Sunday, February 28, 2010

Turned Moment, weighting


A very brief note to encourage readers to hear the duo recording of Stephen Cornford and Samuel Rodgers released several months ago on the Another Timbre imprint, Turned Moment, weighting.
The title may read as obtuse, but the sound world explored on this release is anything but. The duo generate a floating field of pin-prick, crystalline feedback, piano strings prepared in media res [the recording is taken from several hours of their improvising, edited by Cornford] and, here and there, struck piano keys. I have vowed to myself to write about this area of music without using the by now codified adjective Feldmanesque; I may now have to take up that vow after this write up.
The sound sources are two pianos and a feedback system Cornford designed that allows unstable, aleatory and sometimes noisy sounds to infiltrate the sober piano tones. Suspended pitches hang in the air with small, barely-controlled feedback squalls. Overall, with Cornford's post-production work, the three sections never spin out of orbit, the center holds.

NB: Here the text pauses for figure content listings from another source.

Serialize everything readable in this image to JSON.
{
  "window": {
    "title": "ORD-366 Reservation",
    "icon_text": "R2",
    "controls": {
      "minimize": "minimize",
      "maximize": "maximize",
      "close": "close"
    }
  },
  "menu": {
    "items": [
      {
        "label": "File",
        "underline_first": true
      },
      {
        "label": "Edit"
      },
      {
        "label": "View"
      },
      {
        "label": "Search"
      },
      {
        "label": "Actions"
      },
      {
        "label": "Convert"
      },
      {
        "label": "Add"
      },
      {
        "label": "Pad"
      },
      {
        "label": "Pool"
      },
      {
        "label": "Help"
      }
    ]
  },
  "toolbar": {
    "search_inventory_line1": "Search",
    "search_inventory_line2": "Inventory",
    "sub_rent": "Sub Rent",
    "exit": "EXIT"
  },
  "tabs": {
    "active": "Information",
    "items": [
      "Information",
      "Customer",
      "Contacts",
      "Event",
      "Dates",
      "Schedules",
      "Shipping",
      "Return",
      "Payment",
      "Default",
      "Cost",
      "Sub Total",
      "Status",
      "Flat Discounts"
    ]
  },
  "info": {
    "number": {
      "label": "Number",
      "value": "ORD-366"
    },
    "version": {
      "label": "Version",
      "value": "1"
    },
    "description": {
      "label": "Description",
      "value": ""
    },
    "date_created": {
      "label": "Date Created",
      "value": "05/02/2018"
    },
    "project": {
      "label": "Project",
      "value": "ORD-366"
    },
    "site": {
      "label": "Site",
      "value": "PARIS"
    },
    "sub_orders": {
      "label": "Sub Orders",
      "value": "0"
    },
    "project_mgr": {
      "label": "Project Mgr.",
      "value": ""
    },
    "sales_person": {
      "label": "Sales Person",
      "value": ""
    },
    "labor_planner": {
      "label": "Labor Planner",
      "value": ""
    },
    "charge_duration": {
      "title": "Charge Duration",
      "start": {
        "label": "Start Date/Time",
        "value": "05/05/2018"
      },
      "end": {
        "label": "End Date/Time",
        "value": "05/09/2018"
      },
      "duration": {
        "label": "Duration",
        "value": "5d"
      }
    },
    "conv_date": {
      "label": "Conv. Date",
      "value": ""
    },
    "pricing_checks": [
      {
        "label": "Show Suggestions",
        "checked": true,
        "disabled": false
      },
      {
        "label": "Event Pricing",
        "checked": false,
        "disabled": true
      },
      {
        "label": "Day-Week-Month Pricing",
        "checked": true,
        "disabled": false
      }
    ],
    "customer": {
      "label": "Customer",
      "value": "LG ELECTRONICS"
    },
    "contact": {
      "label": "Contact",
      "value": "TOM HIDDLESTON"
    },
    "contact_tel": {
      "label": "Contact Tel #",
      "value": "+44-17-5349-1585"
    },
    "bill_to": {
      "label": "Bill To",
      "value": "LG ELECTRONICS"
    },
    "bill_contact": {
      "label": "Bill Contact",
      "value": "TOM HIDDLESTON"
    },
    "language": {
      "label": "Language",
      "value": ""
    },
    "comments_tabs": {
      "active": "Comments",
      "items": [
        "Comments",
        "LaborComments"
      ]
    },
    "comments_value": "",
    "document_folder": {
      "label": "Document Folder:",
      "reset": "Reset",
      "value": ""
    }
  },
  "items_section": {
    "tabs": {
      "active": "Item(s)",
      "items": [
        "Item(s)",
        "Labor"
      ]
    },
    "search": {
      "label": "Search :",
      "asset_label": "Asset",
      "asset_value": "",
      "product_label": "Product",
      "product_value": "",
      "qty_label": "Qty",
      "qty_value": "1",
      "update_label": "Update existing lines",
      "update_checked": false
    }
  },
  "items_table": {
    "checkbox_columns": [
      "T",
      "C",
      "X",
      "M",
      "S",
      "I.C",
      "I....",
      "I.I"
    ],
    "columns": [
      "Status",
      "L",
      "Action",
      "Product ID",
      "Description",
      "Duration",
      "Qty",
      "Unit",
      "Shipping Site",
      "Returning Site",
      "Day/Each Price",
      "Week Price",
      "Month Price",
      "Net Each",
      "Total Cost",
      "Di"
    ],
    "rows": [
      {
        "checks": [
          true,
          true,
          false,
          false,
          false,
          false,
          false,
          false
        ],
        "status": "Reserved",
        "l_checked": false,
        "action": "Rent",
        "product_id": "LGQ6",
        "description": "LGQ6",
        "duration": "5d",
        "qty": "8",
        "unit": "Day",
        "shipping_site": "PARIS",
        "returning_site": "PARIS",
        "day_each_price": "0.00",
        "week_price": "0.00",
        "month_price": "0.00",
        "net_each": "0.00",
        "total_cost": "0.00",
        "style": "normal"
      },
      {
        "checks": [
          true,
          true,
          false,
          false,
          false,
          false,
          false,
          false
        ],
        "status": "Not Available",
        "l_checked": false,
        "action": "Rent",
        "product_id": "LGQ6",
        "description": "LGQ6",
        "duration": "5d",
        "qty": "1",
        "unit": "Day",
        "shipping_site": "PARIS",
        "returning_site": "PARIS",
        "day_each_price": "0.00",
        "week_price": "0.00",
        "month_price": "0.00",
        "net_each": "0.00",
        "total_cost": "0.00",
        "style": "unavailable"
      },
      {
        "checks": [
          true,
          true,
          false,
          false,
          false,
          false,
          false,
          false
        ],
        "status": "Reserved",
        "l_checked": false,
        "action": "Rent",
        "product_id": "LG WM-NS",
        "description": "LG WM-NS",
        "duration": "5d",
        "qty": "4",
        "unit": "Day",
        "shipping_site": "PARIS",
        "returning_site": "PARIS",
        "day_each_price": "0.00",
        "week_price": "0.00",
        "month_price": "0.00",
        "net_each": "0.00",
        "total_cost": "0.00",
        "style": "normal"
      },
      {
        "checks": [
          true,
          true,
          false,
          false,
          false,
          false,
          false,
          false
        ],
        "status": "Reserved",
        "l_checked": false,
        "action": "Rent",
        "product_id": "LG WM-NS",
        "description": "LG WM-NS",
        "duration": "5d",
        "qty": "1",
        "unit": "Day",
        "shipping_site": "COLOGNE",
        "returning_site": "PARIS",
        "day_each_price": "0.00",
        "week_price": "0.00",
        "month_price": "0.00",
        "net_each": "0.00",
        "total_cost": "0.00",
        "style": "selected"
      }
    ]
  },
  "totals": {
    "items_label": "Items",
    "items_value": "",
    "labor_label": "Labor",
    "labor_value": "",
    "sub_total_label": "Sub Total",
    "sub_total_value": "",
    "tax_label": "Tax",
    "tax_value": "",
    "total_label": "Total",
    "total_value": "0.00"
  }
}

Anyone who liked the territory explored in the Tilbury/Schmickler release Variety, or Paiuk/Kahn's beautiful Breathings will want to check this out. As in those two antecedents, there is an interface of piano and lacings of nuanced electronics. Cornford has very consciously chosen the instrument arguably most history-burdened and exhaustively plumbed for radical musicans, determined to find something new to say nonetheless. The results of this duo's intimate meeting merits close, repeated listens.